Second, Indonesia should be able to self-diagnose its carbon market’s major pain points. Several common barriers to carbon market integrity are regulatory uncertainty, long lag times between initial investment and eventual sales of credits, scarce financing, inadequate risk management and limited data availability. To do this, Indonesia can leverage its existing national registry system. But the registry still requires significant improvement in the way it takes stock of the non-government projects. They should be able to account carbon projects verified by international standards – in a simple, timely and transparent manner.

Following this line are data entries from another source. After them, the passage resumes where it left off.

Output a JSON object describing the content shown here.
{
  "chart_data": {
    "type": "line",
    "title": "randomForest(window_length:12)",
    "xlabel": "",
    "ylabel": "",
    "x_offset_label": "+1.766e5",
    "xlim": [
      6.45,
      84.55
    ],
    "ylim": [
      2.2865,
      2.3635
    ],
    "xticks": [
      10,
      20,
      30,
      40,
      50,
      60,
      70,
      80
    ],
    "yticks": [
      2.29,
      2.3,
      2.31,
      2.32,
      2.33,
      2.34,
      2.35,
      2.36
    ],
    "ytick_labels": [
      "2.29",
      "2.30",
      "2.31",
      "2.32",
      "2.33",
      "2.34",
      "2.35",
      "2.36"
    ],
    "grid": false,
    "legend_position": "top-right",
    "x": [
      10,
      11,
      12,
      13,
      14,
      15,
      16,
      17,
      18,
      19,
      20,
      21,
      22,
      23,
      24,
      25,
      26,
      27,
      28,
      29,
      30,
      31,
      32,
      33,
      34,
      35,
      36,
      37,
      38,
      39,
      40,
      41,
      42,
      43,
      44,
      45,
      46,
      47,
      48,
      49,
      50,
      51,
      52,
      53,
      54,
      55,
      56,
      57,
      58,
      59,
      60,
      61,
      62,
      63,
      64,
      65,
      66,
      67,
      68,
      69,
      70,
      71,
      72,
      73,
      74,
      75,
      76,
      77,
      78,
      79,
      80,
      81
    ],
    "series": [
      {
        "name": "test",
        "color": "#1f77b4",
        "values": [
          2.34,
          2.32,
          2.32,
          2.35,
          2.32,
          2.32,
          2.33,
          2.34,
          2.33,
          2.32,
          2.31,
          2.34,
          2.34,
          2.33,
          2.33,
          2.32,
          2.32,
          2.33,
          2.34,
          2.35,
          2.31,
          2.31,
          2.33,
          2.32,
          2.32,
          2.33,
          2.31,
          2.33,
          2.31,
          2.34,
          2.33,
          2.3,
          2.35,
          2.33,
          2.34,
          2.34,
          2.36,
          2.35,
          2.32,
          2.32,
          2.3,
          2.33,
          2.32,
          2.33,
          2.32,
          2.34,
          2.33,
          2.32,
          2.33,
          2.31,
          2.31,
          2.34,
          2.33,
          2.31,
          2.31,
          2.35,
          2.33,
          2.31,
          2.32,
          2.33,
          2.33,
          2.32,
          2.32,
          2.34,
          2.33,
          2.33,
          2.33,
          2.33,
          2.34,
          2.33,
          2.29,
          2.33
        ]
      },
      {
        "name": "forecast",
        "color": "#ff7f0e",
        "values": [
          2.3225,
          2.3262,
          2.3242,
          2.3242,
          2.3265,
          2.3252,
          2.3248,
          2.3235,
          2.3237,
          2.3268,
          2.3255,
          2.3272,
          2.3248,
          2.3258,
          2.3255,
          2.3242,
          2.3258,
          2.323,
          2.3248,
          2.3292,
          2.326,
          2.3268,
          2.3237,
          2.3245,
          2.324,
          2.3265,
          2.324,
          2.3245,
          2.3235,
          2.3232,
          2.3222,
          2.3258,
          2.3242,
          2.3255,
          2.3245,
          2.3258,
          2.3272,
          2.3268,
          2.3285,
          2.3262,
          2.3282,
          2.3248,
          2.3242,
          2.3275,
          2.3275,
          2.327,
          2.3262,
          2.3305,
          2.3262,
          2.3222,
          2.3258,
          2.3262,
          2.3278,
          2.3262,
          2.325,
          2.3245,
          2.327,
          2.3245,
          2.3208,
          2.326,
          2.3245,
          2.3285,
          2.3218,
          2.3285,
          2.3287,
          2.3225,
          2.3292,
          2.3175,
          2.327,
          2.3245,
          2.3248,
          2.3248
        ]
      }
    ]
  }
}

Third, Indonesia should focus on improving the integrity of its carbon market. Formalizing the shared principles of carbon credit qualities is a key step, particularly on REDD+ credits where integrity problems can occur at the time of credit creation resulting in distrust over the quality of the emission reduction claims. Aligning Indonesia’s supply-side principles with the ongoing international initiatives is a possible way. In parallel, the country should provide clear policy directions and ensure the engagement of all key stakeholders to ensure credible process and fair distribution of benefits.
While there is no cookie-cutter approach to building a thriving, high-quality pipeline of carbon market offsets that protect a country’s natural resources while generating revenue to address other sustainable development goals, it should be no surprise that integrity, among all things, is the critical ingredient to all the type of solutions.